From f74ab7ce4920d1009d177bea082ee7645ad8e856 Mon Sep 17 00:00:00 2001
From: Minh-Duc Bui <minhduc2k31905@gmail.com>
Date: Mon, 15 Jun 2026 16:39:37 +0700
Subject: [PATCH] fix(analyzer): parse structured output from text for
 OpenAI-compatible endpoints

The LLM analyzers built their structured-output client with
`ChatOpenAI.with_structured_output(schema)`, which defaults to
`method="json_schema"` (strict `response_format`). Endpoints that speak the
OpenAI API but do not enforce that contract are free to ignore it, and several
return the JSON wrapped in a markdown code fence or surrounded by prose. The
strict parser then receives non-JSON and raises, so every semantic analyzer
fails and the whole scan exits with a JSON decode error. Static analysis still
runs, but all LLM findings are lost.

Swap the strict client for the canonical langchain chain `llm | PydanticOutputParser`.
The parser uses langchain's fence-tolerant `parse_json_markdown` under the hood
and validates into the same Pydantic schema, so `parse_response` is unchanged
for both the per-file analyzers and the meta-analyzer. Strict endpoints keep
working; lenient ones now work too.

Inject the parser's `get_format_instructions()` through a single `_with_format`
helper at the run-loop chokepoint so the default prompt and the meta-analyzer's
overridden prompt both get JSON guidance without duplicating it.

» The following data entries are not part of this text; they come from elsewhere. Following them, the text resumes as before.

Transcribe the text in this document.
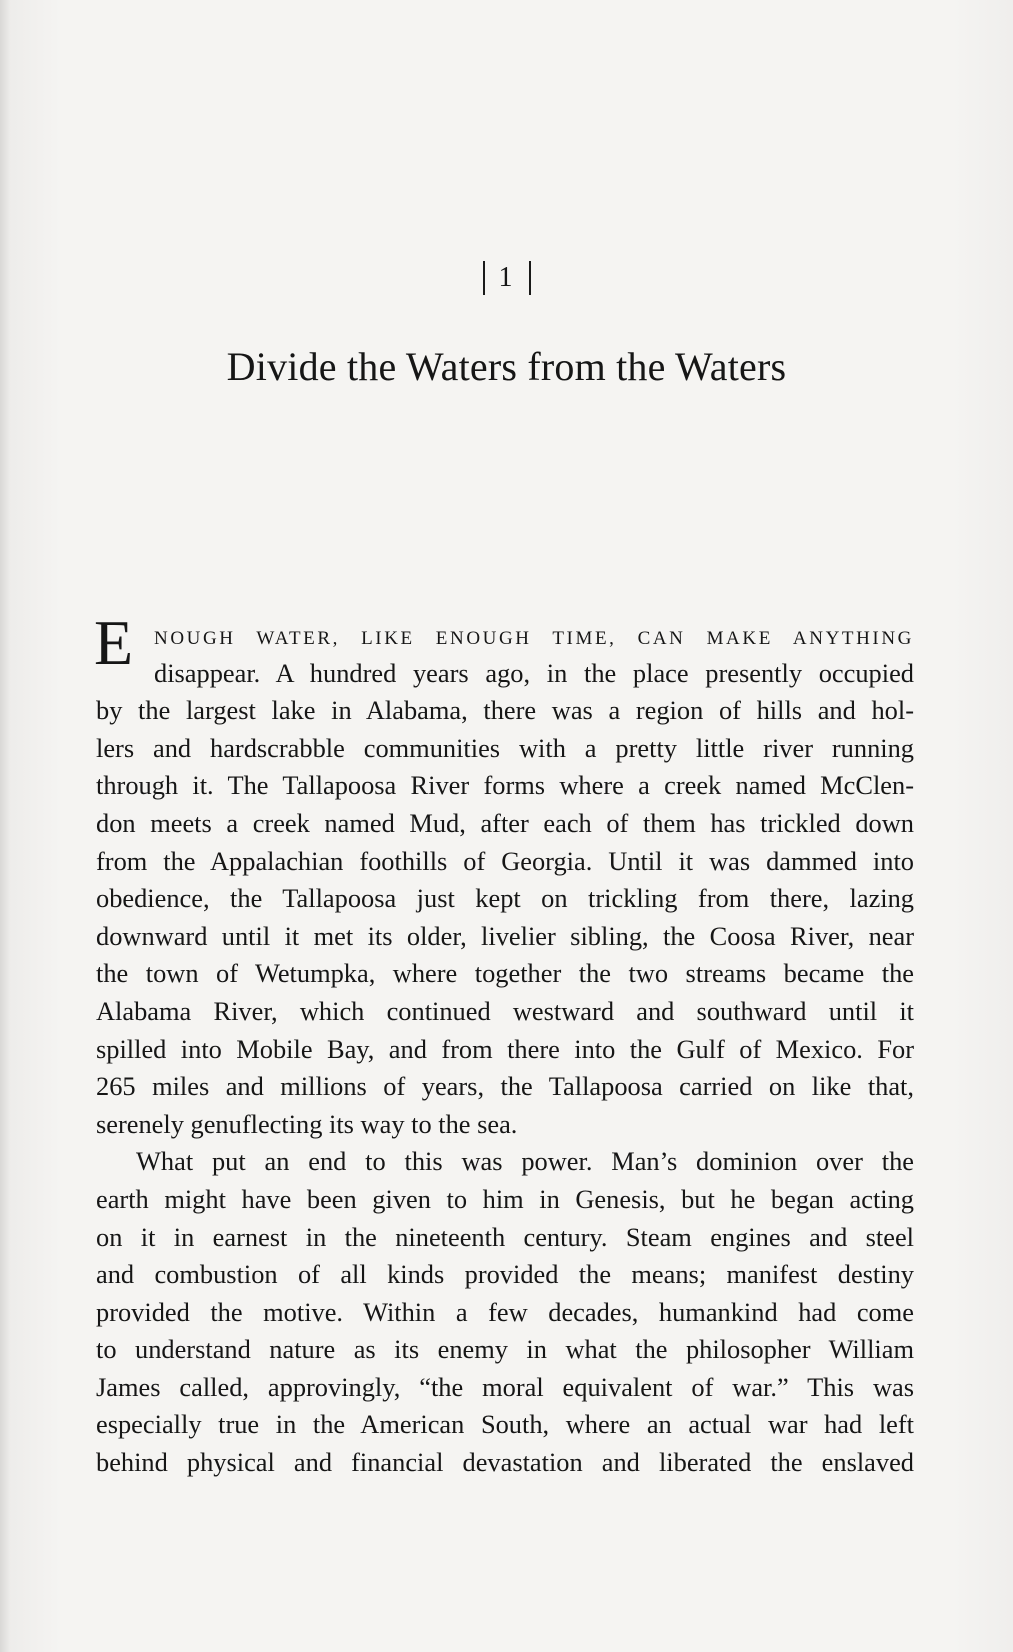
1
Divide the Waters from the Waters
E	NOUGH WATER, LIKE ENOUGH TIME, CAN MAKE ANYTHING
disappear. A hundred years ago, in the place presently occupied
by the largest lake in Alabama, there was a region of hills and hol-
lers and hardscrabble communities with a pretty little river running
through it. The Tallapoosa River forms where a creek named McClen-
don meets a creek named Mud, after each of them has trickled down
from the Appalachian foothills of Georgia. Until it was dammed into
obedience, the Tallapoosa just kept on trickling from there, lazing
downward until it met its older, livelier sibling, the Coosa River, near
the town of Wetumpka, where together the two streams became the
Alabama River, which continued westward and southward until it
spilled into Mobile Bay, and from there into the Gulf of Mexico. For
265 miles and millions of years, the Tallapoosa carried on like that,
serenely genuflecting its way to the sea.
What put an end to this was power. Man’s dominion over the
earth might have been given to him in Genesis, but he began acting
on it in earnest in the nineteenth century. Steam engines and steel
and combustion of all kinds provided the means; manifest destiny
provided the motive. Within a few decades, humankind had come
to understand nature as its enemy in what the philosopher William
James called, approvingly, “the moral equivalent of war.” This was
especially true in the American South, where an actual war had left
behind physical and financial devastation and liberated the enslaved
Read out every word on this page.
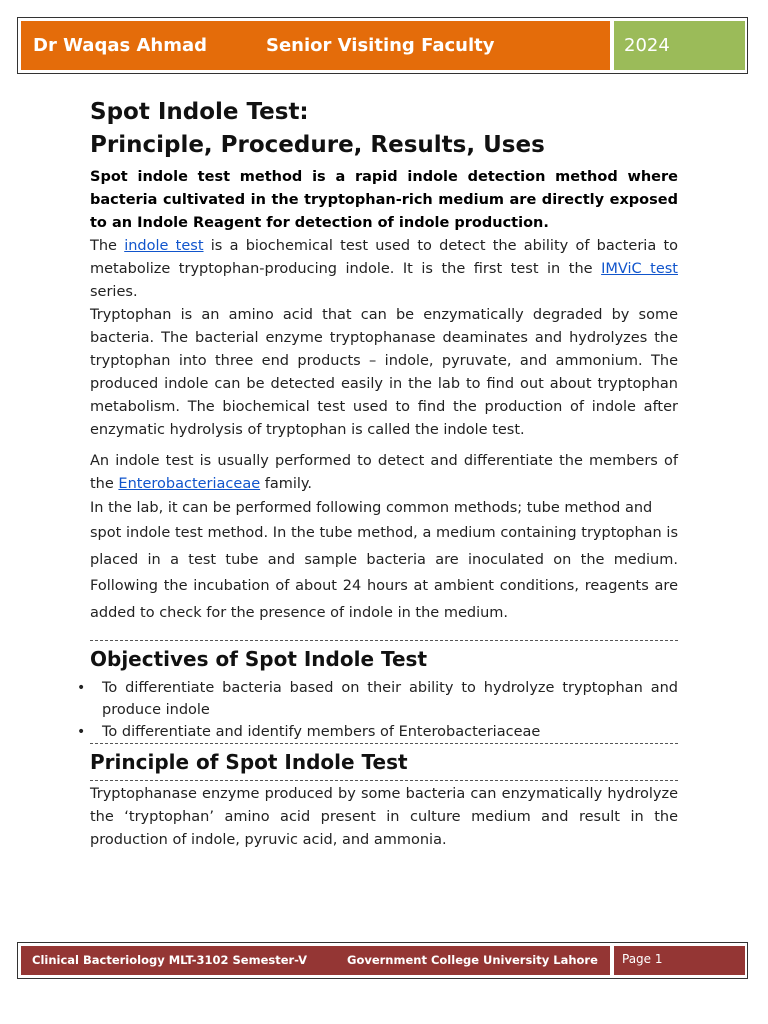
Dr Waqas Ahmad	Senior Visiting Faculty	2024
Spot Indole Test:
Principle, Procedure, Results, Uses

Spot indole test method is a rapid indole detection method where bacteria cultivated in the tryptophan-rich medium are directly exposed to an Indole Reagent for detection of indole production.

The indole test is a biochemical test used to detect the ability of bacteria to metabolize tryptophan-producing indole. It is the first test in the IMViC test series.

Tryptophan is an amino acid that can be enzymatically degraded by some bacteria. The bacterial enzyme tryptophanase deaminates and hydrolyzes the tryptophan into three end products – indole, pyruvate, and ammonium. The produced indole can be detected easily in the lab to find out about tryptophan metabolism. The biochemical test used to find the production of indole after enzymatic hydrolysis of tryptophan is called the indole test.

An indole test is usually performed to detect and differentiate the members of the Enterobacteriaceae family.

In the lab, it can be performed following common methods; tube method and

spot indole test method. In the tube method, a medium containing tryptophan is placed in a test tube and sample bacteria are inoculated on the medium. Following the incubation of about 24 hours at ambient conditions, reagents are added to check for the presence of indole in the medium.

Objectives of Spot Indole Test
• To differentiate bacteria based on their ability to hydrolyze tryptophan and produce indole
• To differentiate and identify members of Enterobacteriaceae
Principle of Spot Indole Test

Tryptophanase enzyme produced by some bacteria can enzymatically hydrolyze the ‘tryptophan’ amino acid present in culture medium and result in the production of indole, pyruvic acid, and ammonia.

Clinical Bacteriology MLT-3102 Semester-V	Government College University Lahore Page 1
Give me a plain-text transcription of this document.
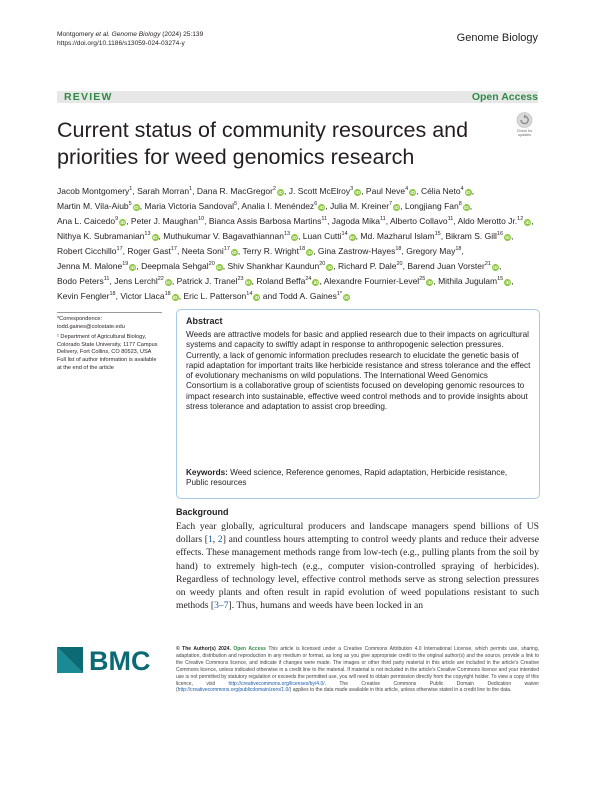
Montgomery et al. Genome Biology (2024) 25:139
https://doi.org/10.1186/s13059-024-03274-y	Genome Biology
REVIEW	Open Access
Check for
updates
Current status of community resources and priorities for weed genomics research
Jacob Montgomery$^1$, Sarah Morran$^1$, Dana R. MacGregor$^2$iD, J. Scott McElroy$^3$iD, Paul Neve$^4$iD, Célia Neto$^4$iD, Martin M. Vila-Aiub$^5$iD, Maria Victoria Sandoval$^5$, Analia I. Menéndez$^6$iD, Julia M. Kreiner$^7$iD, Longjiang Fan$^8$iD, Ana L. Caicedo$^9$iD, Peter J. Maughan$^{10}$, Bianca Assis Barbosa Martins$^{11}$, Jagoda Mika$^{11}$, Alberto Collavo$^{11}$, Aldo Merotto Jr.$^{12}$iD, Nithya K. Subramanian$^{13}$iD, Muthukumar V. Bagavathiannan$^{13}$iD, Luan Cutti$^{14}$iD, Md. Mazharul Islam$^{15}$, Bikram S. Gill$^{16}$iD, Robert Cicchillo$^{17}$, Roger Gast$^{17}$, Neeta Soni$^{17}$iD, Terry R. Wright$^{18}$iD, Gina Zastrow-Hayes$^{18}$, Gregory May$^{18}$, Jenna M. Malone$^{19}$iD, Deepmala Sehgal$^{20}$iD, Shiv Shankhar Kaundun$^{20}$iD, Richard P. Dale$^{20}$, Barend Juan Vorster$^{21}$iD, Bodo Peters$^{11}$, Jens Lerchl$^{22}$iD, Patrick J. Tranel$^{23}$iD, Roland Beffa$^{24}$iD, Alexandre Fournier-Level$^{25}$iD, Mithila Jugulam$^{15}$iD, Kevin Fengler$^{18}$, Victor Llaca$^{18}$iD, Eric L. Patterson$^{14}$iD and Todd A. Gaines$^{1*}$iD
*Correspondence:
todd.gaines@colostate.edu
¹ Department of Agricultural Biology, Colorado State University, 1177 Campus Delivery, Fort Collins, CO 80523, USA
Full list of author information is available at the end of the article
Abstract
Weeds are attractive models for basic and applied research due to their impacts on agricultural systems and capacity to swiftly adapt in response to anthropogenic selection pressures. Currently, a lack of genomic information precludes research to elucidate the genetic basis of rapid adaptation for important traits like herbicide resistance and stress tolerance and the effect of evolutionary mechanisms on wild populations. The International Weed Genomics Consortium is a collaborative group of scientists focused on developing genomic resources to impact research into sustainable, effective weed control methods and to provide insights about stress tolerance and adaptation to assist crop breeding.
Keywords: Weed science, Reference genomes, Rapid adaptation, Herbicide resistance, Public resources
Background
Each year globally, agricultural producers and landscape managers spend billions of US dollars [1, 2] and countless hours attempting to control weedy plants and reduce their adverse effects. These management methods range from low-tech (e.g., pulling plants from the soil by hand) to extremely high-tech (e.g., computer vision-controlled spraying of herbicides). Regardless of technology level, effective control methods serve as strong selection pressures on weedy plants and often result in rapid evolution of weed populations resistant to such methods [3–7]. Thus, humans and weeds have been locked in an
BMC	© The Author(s) 2024. Open Access This article is licensed under a Creative Commons Attribution 4.0 International License, which permits use, sharing, adaptation, distribution and reproduction in any medium or format, as long as you give appropriate credit to the original author(s) and the source, provide a link to the Creative Commons licence, and indicate if changes were made. The images or other third party material in this article are included in the article's Creative Commons licence, unless indicated otherwise in a credit line to the material. If material is not included in the article's Creative Commons licence and your intended use is not permitted by statutory regulation or exceeds the permitted use, you will need to obtain permission directly from the copyright holder. To view a copy of this licence, visit http://creativecommons.org/licenses/by/4.0/. The Creative Commons Public Domain Dedication waiver (http://creativecommons.org/publicdomain/zero/1.0/) applies to the data made available in this article, unless otherwise stated in a credit line to the data.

Add regression tests that drive fenced and prose-wrapped JSON through the real
parser, and update the three tests that asserted the removed
`with_structured_output` seam to the direct-mock pattern the other tests use.

Closes #69

Signed-off-by: Minh-Duc Bui <minhduc2k31905@gmail.com>
---
 src/skillspector/llm_analyzer_base.py |  35 ++++++--
 tests/nodes/test_llm_analyzer_base.py | 118 +++++++++++++++++++-------
 2 files changed, 119 insertions(+), 34 deletions(-)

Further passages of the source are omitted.